By Ged Tilley, CEO at SG Berkshire
There comes a time when all business owners think about putting their feet up and settling into retirement.
For the post–war baby boom generation that time is here, with more and more looking to sell their business and give up work. With the UK economy growing at its fastest rate since the recession began in 2007 there has never been a better time to plan for the future and how to exit your business.
However, selling on your lifetime’s work can be problematic. All too often business owners face ‘transfer failure’, i.e. they are unable to find a suitable buyer, resulting in their firm going into liquidation or the employer delaying their retirement.
In 2011 The Corporate Finance Network revealed that more than 80,000 businesses in the UK with a turnover of less than £10 million run by over 60s are wound up when they could have been sold on. This is nothing new. In 2004 the Department of Trade and Industry’s Small Business Service reported that 100,000 businesses a year close due to ‘transfer failure’.
If you are unable to pass on your business to a family member then chances are you may look to a business broker to administer a trade sale. Business brokers still operate in an unregulated market and often take significant upfront fees for writing the ‘sales document’ and marketing activities, generating revenue and profit regardless of whether or not this effort results in a sale. Ultimately, you will rarely get a fair price for your business and could have to work through an earn-out of three to five years.
Of course, it is not all about the money. It is only natural to feel a sense of responsibility to your management and staff, some of whom will have worked loyally and with you for many years, and the community your business has served economically and in terms of employment. There is also every chance a trade sale will see your business sold to a competitor, or at least see a rival firm acquire information on finances, customer base or intellectual property which could be used to its advantage during the marketing process. Any such takeover would likely result in redundancies and significant changes which may not match the traditions ethos and foundations on which your business was built.
Management buyouts (MBOs) are another option, but it has become increasingly difficult in recent years with banks cutting back on lending. This could mean your management team having to give their house up as security or you raising the necessary money through a venture capitalist. The latter can put pressure on your business as the timescale of exit can be very tight with the investors wanting to drive up the value of the business and sell it on in a short space of time. There are also additional disadvantages of no immediate payout and little support in assisting the management in running the company.
Bearing all this in mind, it is therefore important to plan your exit strategy well in advance, typically three to 10 years depending on the size of the organisation. It has been suggested that business owners should think about how they will sell their company from the moment they start or take ownership in order to attract buyers further down the line. Another key factor in preparing for sale is to ensure you have the right people in place, which again will help in finding a suitor, as well as retaining or even enhancing the company’s value. This can be achieved by reducing your role in the day to day running of the business, or hiring to fill skills gaps, which will both make for a smoother transition. In addition, it is important undertake due diligence in terms of finance to offer assurance to any potential buyer. Having a clearly defined growth strategy will also attract investors.

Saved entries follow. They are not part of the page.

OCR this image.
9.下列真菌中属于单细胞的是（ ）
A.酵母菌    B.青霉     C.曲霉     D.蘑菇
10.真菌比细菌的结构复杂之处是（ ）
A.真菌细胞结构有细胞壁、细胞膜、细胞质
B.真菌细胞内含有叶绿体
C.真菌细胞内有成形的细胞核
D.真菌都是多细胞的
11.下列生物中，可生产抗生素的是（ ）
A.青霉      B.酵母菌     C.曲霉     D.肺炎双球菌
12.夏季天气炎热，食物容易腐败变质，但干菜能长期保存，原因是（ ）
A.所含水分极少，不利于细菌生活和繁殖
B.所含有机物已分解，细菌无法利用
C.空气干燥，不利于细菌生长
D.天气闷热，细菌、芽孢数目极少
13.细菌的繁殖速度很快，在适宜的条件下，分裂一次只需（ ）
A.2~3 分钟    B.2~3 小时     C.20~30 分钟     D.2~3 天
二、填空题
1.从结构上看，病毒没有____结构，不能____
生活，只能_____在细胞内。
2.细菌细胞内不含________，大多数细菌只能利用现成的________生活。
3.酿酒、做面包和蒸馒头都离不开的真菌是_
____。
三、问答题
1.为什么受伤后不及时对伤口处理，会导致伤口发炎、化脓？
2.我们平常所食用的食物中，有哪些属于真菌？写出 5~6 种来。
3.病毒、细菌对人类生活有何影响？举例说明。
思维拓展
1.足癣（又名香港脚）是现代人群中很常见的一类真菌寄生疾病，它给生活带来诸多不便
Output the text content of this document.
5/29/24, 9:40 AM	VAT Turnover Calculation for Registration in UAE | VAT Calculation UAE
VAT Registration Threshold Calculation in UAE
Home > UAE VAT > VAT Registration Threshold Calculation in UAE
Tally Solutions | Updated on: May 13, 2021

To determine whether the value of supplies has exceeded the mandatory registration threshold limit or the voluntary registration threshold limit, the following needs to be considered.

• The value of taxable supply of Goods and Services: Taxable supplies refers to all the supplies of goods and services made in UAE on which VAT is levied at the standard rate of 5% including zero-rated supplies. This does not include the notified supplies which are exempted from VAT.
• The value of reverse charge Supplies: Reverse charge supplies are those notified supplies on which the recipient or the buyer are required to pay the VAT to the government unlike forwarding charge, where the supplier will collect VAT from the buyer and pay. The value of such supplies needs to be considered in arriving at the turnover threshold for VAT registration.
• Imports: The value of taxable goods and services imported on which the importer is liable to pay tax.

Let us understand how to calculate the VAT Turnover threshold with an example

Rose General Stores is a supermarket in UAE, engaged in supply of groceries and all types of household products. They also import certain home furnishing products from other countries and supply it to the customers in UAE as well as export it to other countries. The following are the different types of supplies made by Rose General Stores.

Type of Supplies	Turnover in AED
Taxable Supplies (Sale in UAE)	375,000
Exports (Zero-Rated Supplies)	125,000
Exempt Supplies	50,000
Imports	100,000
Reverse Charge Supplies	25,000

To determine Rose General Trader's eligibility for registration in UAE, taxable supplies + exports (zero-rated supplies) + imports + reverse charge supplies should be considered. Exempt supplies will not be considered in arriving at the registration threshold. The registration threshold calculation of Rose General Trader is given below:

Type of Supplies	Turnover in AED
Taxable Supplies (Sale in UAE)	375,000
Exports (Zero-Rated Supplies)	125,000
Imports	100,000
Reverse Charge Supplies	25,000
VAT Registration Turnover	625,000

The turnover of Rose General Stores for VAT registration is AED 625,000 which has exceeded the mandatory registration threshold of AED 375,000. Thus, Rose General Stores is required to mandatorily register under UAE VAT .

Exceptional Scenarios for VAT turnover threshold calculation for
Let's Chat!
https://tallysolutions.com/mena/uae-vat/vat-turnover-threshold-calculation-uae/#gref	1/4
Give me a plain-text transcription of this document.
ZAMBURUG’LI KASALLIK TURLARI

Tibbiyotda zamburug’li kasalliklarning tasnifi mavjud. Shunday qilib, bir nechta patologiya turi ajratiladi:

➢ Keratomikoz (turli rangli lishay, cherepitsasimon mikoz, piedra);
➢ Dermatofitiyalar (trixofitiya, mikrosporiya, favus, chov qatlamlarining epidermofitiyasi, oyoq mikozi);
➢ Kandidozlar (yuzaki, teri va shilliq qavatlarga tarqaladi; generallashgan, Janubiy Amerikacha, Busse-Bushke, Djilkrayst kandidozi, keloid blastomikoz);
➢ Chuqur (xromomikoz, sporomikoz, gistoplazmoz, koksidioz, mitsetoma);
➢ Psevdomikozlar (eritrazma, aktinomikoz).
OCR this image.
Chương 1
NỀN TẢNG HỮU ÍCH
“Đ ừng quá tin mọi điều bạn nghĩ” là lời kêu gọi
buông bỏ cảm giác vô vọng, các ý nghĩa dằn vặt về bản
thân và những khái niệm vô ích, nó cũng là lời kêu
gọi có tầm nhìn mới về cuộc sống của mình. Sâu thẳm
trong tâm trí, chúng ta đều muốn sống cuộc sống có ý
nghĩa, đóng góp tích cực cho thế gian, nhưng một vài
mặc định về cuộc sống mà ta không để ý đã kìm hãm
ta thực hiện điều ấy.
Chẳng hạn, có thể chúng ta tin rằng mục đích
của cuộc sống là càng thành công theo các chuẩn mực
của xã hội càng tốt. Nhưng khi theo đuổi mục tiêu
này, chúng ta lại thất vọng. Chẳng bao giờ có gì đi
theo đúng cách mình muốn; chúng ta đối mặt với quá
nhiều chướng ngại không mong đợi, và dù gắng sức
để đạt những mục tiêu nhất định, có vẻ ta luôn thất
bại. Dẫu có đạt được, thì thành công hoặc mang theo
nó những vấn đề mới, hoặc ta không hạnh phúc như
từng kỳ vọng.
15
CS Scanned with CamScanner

As an alternative to traditional methods of exit, SG Berkshire has developed a new, innovative and ethical solution aimed at retiring vendors. Management Involved Buyout (MIBO) and Management Employee Involved Buyout (MEIBO) involves SG Berkshire taking a majority share of the company with the incumbent management team (and employees in the case of MEIBO) taking significant equity. In doing so, the vendor is allowed to leave straightaway and the management continue to run the business. With investment secured from SG Berkshire and the management/employees, the business owner can step into retirement confident their company will continue to prosper long after they’ve gone.